As someone who came to the study of landscape history from a love of flowers and gardening, I write surprisingly little about horticulture. So, to make amends, this whole post is about some of the plants we saw on our recent trip to the southern Indian state of Kerala.
Up in the Cardamom Hills, we toured a delightful spice plantation (apparently the one featured in Monty Don’s TV programme Around the World in 80 Gardens). Our guide not only showed us the plants, but let us taste and smell and feel the spices, all of which were grown organically. We often struggled to guess what they were, given how unfamiliar we are with the plants that produce even well-known flavourings.
While much is changing at a frantic pace in India, many traditions around spices remain, and they are still usually sold loose, scooped from open baskets into paper packets. The smell of the uncovered spices in large markets, such as the one in Old Delhi, can be almost overpowering.
Many of the hillsides in Kerala are covered in a single plant – camellia senensis, the tea bush. It is native to parts of India, but apparently was not cultivated commercially until we Brits arrived and, in typical colonial fashion, brought in other Europeans to establish and run large tea plantations. The climate in Kerala is perfect for tea production and the young buds and leaves can be harvested more or less throughout the year, which means constantly clipped shrubs cover the hillsides like vast mad parterres.

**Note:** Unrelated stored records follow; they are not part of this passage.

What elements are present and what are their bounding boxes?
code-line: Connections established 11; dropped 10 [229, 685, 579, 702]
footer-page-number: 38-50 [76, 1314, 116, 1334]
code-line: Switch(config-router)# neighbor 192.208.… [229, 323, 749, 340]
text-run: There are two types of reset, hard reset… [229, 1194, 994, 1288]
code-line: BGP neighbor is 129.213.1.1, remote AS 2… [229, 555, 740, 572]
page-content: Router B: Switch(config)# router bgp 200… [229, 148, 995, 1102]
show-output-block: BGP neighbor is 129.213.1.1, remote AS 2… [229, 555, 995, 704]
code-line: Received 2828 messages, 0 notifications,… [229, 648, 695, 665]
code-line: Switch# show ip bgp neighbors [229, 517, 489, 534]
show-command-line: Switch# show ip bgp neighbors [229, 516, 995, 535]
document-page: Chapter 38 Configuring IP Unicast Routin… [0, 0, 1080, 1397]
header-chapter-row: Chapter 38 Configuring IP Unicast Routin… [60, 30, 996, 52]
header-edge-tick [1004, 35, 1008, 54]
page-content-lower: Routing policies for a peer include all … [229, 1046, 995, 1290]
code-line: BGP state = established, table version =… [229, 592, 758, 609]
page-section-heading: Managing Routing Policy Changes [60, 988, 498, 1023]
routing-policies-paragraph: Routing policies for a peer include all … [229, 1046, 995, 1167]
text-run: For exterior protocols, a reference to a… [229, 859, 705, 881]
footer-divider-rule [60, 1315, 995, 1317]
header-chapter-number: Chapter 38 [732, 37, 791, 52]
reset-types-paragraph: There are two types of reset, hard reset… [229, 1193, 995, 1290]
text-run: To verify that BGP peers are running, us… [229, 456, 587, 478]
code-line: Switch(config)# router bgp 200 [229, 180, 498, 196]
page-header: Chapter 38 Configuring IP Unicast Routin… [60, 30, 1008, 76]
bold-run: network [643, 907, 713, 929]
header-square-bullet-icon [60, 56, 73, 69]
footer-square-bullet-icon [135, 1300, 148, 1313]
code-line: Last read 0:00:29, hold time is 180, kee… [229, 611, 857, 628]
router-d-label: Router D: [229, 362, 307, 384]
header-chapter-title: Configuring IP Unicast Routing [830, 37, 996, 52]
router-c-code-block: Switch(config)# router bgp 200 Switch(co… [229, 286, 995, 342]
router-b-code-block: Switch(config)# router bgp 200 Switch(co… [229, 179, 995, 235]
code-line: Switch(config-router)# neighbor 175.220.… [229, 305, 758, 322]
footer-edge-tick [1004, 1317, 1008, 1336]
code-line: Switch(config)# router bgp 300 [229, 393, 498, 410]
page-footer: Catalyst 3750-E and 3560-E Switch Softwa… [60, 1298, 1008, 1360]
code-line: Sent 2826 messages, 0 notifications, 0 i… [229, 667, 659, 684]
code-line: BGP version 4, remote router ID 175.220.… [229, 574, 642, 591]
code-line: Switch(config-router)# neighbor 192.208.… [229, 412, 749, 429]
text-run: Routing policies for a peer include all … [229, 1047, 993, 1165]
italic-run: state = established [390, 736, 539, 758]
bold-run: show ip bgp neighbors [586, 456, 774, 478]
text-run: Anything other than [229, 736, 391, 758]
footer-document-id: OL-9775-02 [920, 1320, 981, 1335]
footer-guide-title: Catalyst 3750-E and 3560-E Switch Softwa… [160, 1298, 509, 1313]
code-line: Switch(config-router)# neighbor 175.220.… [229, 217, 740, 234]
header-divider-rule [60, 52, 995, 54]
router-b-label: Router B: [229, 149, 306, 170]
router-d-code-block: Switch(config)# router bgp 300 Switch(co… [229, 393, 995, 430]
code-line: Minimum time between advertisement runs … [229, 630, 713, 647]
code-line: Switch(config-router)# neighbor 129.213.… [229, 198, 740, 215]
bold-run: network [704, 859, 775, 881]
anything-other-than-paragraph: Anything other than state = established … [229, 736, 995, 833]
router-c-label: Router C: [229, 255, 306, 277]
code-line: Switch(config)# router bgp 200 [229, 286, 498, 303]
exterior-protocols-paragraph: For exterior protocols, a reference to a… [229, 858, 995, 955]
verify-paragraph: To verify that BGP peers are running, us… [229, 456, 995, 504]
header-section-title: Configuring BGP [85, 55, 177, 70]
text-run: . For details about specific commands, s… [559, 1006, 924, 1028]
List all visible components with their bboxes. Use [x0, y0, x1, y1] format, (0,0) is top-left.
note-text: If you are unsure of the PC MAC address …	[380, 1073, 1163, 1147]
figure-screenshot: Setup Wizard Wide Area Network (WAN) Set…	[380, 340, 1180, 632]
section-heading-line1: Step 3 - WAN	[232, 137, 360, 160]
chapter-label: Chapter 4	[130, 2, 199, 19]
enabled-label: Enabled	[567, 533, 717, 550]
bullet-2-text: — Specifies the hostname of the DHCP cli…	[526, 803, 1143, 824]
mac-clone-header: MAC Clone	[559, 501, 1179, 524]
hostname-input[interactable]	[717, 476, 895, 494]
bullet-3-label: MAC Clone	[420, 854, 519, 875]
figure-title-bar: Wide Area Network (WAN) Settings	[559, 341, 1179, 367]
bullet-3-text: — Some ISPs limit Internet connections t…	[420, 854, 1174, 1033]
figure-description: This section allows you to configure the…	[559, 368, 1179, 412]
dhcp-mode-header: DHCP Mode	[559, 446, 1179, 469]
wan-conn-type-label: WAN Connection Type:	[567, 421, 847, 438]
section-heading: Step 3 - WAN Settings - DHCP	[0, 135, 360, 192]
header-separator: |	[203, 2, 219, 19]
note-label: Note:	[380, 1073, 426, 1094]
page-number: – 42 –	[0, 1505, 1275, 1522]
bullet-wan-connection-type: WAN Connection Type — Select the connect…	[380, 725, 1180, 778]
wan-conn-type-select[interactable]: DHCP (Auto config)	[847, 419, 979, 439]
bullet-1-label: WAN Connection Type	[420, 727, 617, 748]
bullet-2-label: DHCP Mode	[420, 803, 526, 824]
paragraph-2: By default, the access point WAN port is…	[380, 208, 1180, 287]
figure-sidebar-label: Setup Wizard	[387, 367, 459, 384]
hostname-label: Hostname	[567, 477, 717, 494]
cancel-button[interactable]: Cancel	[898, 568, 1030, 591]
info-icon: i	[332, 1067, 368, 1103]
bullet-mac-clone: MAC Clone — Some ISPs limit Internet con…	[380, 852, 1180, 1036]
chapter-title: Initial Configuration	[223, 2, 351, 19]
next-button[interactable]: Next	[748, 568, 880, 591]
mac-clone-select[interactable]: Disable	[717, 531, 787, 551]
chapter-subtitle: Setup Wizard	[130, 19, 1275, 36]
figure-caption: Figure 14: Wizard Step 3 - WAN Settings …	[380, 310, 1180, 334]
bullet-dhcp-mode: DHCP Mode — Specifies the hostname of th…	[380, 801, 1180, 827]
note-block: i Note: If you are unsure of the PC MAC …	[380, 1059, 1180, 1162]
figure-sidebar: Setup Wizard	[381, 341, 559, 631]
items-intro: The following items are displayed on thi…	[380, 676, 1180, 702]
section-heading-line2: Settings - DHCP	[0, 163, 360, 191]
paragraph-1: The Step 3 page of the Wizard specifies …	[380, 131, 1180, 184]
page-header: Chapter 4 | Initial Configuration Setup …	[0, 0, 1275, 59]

It is easy to take evocative photos of the female tea pickers with their baskets and colourful clothes among the bright green plants, but the work is slow and hard and the conditions sometimes murderously grim. As with the spices, practices do not seem to have changed much in two centuries, although sometimes now the pickers, instead of pinching out the tips of each branch, use scissors to collect the young leaves. Certainly when we were taking these photos, all we could hear was a gentle snipping sound.
India today is the world’s biggest consumer of tea, most of it drunk as the splendid sweet, milky version known as chai, which is boiled up in vats in every Indian market, often flavoured with cardamom, and sold in little cups for a few rupees. One of the less appealing signs of progress is that the cups used to be made of clay, and would be discarded after a single use, gradually to decompose back into the soil. The practice of throwing them on the ground remains today – but the little cups are now plastic, and are strewn as litter in every Indian town.
What a fascinating post, Jill, and your trip must have been amazing. I always had a romantic notion of tea pickers, probably from old tv ads showing a smiling Indian taking great pride in the leaf he picked as the Bushells music played over a steaming teapot. You’re right. Of course, it must be an arduous grind.The plantation hills are truly beautiful, though.
The spice markets would be amazing and I too wonder what trees I would recognise as the source of our everyday spices. Probably very few. Are all the spices harvested by hand? It seems so laborious.
Julie
Thanks for the comment. It is surprising how little we recognised – from the sumptuous, iris-like flowers of turmeric to the wonderfully fragrant bark of the cinnamon tree.
To answer your question, a very great deal of stuff is still done by hand in India that has been mechanised in the West, from painting white lines on the road to weaving carpets to harvesting spices. In a way it is rather admirable to see people still engaged in age-old practices, with their slower pace and lack of polluting emissions, but for the workers themselves it is frequently arduous, repetitive and poorly-paid labour.